Oyunculukla ilgili eğitime dair “Bence zaten verilmiyor, alabiliyorsun. Sen alıyorsan oluyor.” diyen usta oyuncu, “Oyunculukla ilgili eğitim bitmiyor. Her zaman devam ediyor. İnsan olmakla ilgili bir şey bence. Hani insan olmakla da bitmiyor. Her aşamasında bir şey öğreniyor insan. Benim çocuklarım olmasaydı belki de bana ‘Terzi’ dizisindeki rolümde bu kadar tezahürat edilmezdi. Çünkü çok çocuk ruhlu bir adamı oynadım.” açıklamasını yaptı.
– “Oyunculuk, ‘şimdi oldum’ gibi bir şey değildir”
Oyunculuğun öğrenilebilir bir şey olmakla birlikte, yatkın olmakla da ilgili olduğu tespitini paylaşan Olgun Şimşek, şunları kaydetti:
“Çocukluğumuzda hepimizde vardır, çocuklukta keşfedilen bir şeydir. En özgür yaşadığımız zamanlar çocukluk dönemidir. En kendimizi ifade ettiğimiz, hayata en açık, objektiflerimizin sonuna kadar açık, korkusuz, önyargısız buluşmalarımız oralarda gerçekleşir. Bu daha sonrasında bizi besler diye düşünenlerdenim. Yani bir insanın durup dururken, bir başkası olma isteği bir yetenekle mümkündür. Öbür türlü dalga konusu olursun. Yani başka bir şey, başka bir durumla, başka bir duyguyla hemhal olabilme yeteneğidir oyunculuk. Hani başka birinin durumuna yerleşmek ve onu yargısız anlamak ve anlatmaktır. Bu bir yetenek istiyor. Oyunculuk, ‘şimdi oldum’ gibi bir şey değildir. Ölene kadar devam eden bir süreçtir.”

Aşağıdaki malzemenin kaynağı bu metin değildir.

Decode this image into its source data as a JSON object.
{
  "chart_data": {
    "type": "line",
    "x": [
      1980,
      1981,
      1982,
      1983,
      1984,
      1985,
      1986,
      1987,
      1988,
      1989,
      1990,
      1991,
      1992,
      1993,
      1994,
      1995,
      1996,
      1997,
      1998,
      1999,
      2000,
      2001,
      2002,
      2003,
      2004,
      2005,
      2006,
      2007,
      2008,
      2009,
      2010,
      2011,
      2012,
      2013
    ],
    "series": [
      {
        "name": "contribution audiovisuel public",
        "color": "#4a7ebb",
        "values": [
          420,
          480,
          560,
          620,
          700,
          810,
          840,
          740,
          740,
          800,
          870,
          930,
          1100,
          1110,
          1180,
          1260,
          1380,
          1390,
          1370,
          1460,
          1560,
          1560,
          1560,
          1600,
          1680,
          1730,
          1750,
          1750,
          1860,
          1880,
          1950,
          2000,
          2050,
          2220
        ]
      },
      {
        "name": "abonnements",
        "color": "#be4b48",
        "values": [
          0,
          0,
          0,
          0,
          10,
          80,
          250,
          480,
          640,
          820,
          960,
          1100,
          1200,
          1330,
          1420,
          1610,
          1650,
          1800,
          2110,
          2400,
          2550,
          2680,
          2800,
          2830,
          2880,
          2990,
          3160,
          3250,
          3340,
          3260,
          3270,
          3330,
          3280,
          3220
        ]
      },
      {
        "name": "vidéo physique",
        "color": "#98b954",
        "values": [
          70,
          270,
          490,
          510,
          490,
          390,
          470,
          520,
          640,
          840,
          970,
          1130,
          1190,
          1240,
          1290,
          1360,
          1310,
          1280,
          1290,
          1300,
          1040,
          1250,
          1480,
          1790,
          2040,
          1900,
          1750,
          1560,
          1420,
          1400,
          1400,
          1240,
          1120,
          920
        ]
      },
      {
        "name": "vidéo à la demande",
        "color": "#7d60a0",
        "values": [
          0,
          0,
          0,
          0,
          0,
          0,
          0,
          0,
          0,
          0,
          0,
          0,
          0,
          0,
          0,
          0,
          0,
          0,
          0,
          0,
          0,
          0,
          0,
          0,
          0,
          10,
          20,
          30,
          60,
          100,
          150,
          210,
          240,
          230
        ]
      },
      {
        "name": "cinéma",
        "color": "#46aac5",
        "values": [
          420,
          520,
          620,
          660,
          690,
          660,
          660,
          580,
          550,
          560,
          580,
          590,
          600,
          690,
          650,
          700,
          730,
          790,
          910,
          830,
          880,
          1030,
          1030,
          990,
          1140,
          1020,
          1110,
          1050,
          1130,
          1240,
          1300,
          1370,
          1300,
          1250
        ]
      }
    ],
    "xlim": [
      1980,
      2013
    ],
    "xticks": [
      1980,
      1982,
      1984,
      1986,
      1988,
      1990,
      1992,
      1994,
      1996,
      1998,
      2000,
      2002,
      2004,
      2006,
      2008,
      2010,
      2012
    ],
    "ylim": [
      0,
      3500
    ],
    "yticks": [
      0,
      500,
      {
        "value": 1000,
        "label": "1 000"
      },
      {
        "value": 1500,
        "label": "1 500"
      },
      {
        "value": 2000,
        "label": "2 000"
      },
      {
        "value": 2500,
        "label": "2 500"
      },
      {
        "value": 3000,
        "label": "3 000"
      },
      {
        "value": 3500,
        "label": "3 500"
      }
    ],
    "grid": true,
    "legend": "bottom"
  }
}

Sanatçı, Yıldız Kenter’in “sıradan olun ama alelade olmayın” sözüne değinerek, “Çok yetenekli olmayan oyuncular var. ‘Yakışıklı oldukları için oradalar’ diye böyle şeyler çok duyarsınız oyunculardan. Olsun, ‘şu daha iyisi, bu daha kötüsü’ diyemeyiz. Hepsinin tadı var. Zaten hepsini farklılaştıran ondan istenen duygunun, kendindeki tadıyla buluştuğu zaman. Birilerine benzemeyen biricik oluyor. Aslında oyunculuğun bir sürü tarifi var.” değerlendirmesinde bulundu.